I think your questions are very valid so I tried my best to respond honestly. I will also say that I think there is no harm on slowwwly starting to introduce some independent sleep habits, especially if you're fine with what you're doing in the meantime. It's contrary to what I often hear, but we started introducing independent sleep habits at naptime before bedtime. If you're interested in that, maybe introduce more and more time between nursing and sleeping, crib naps at least once a day, etc, would be a good place to start. Again, I'm not going to push anything because we focused on these things from the beginning, and I think it's a different beast when you're transitioning at a slightly older age, but I will say, I get 2 independent naps and.12 straight hours of sleep from my baby every night, and I think it's key to allowing me to be the best parent I can be, which is what my baby deserves. Good luck on whatever you decide to do.
 
@mrmovie1983 I recommend @heysleepybaby for sleeping tips without leaving baby to cry. I would also be very suspicious of anyone who guarantees sleeping 10-12hrs at night. From my experience with my toddler and friends’ toddlers, that’s actually not very common until close to 2years, or longer. My girl was a wakeful sleeper until we night weaned her, and now she sleeps 8pm-5am, nurses, and then sleeps until 7:30ish. So she’s not even sleeping 10hrs straight, but it’s a great routine that works for us.

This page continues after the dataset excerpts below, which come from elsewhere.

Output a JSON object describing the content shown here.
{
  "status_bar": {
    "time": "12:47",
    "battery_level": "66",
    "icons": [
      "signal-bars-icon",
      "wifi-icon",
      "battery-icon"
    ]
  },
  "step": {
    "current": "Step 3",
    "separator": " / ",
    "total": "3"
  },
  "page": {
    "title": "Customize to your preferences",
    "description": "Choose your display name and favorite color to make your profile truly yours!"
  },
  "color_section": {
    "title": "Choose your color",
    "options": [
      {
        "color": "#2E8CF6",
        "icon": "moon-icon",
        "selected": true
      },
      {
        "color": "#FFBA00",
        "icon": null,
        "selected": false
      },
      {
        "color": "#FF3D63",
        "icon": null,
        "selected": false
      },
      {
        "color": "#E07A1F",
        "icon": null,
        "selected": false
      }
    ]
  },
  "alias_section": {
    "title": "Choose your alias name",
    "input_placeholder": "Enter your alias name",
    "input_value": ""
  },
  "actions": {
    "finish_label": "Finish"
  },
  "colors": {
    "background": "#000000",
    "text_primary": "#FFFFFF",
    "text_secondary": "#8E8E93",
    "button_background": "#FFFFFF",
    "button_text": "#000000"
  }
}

I also recommend Possums for sleep help! Loved their philosophy, even if I don’t use all of it. Don’t do anything you’re not comfortable with, your baby will sleep eventually even if you don’t do anything at all 🤷‍♀️ But there are easier methods that won’t be as extreme to help in the meantime!
 
@midas Right. I feel like that's too long to be asleep and alone for a tiny baby 💔. Maybe I'm listening to my mother and MIL too much. They think what's happening is crazy and their kids were all unicorn sleepers apparently. I will checkout your recommendations. Thank you so much!
 
@mrmovie1983 Yeah I think older generations forget a lot! My MIL had 7 boys and said they were all sleeping through the night by 3 months… Like there’s no way! I like that instagram account because she normalizes biological baby sleep, so your expectations are more realistic. It was helpful for me when I was spiraling wondering if my baby’s sleep was broken or something! She also has practical tips for improving things while still encouraging being responsive to your baby, it’s great!
 
@midas Thank you. It's so true, I think they forget a lot. Plus I think our generation does things differently than they did and I think they either get offended or don't understand. And yes I feel like knowing our situation is normal helps a lot with coping.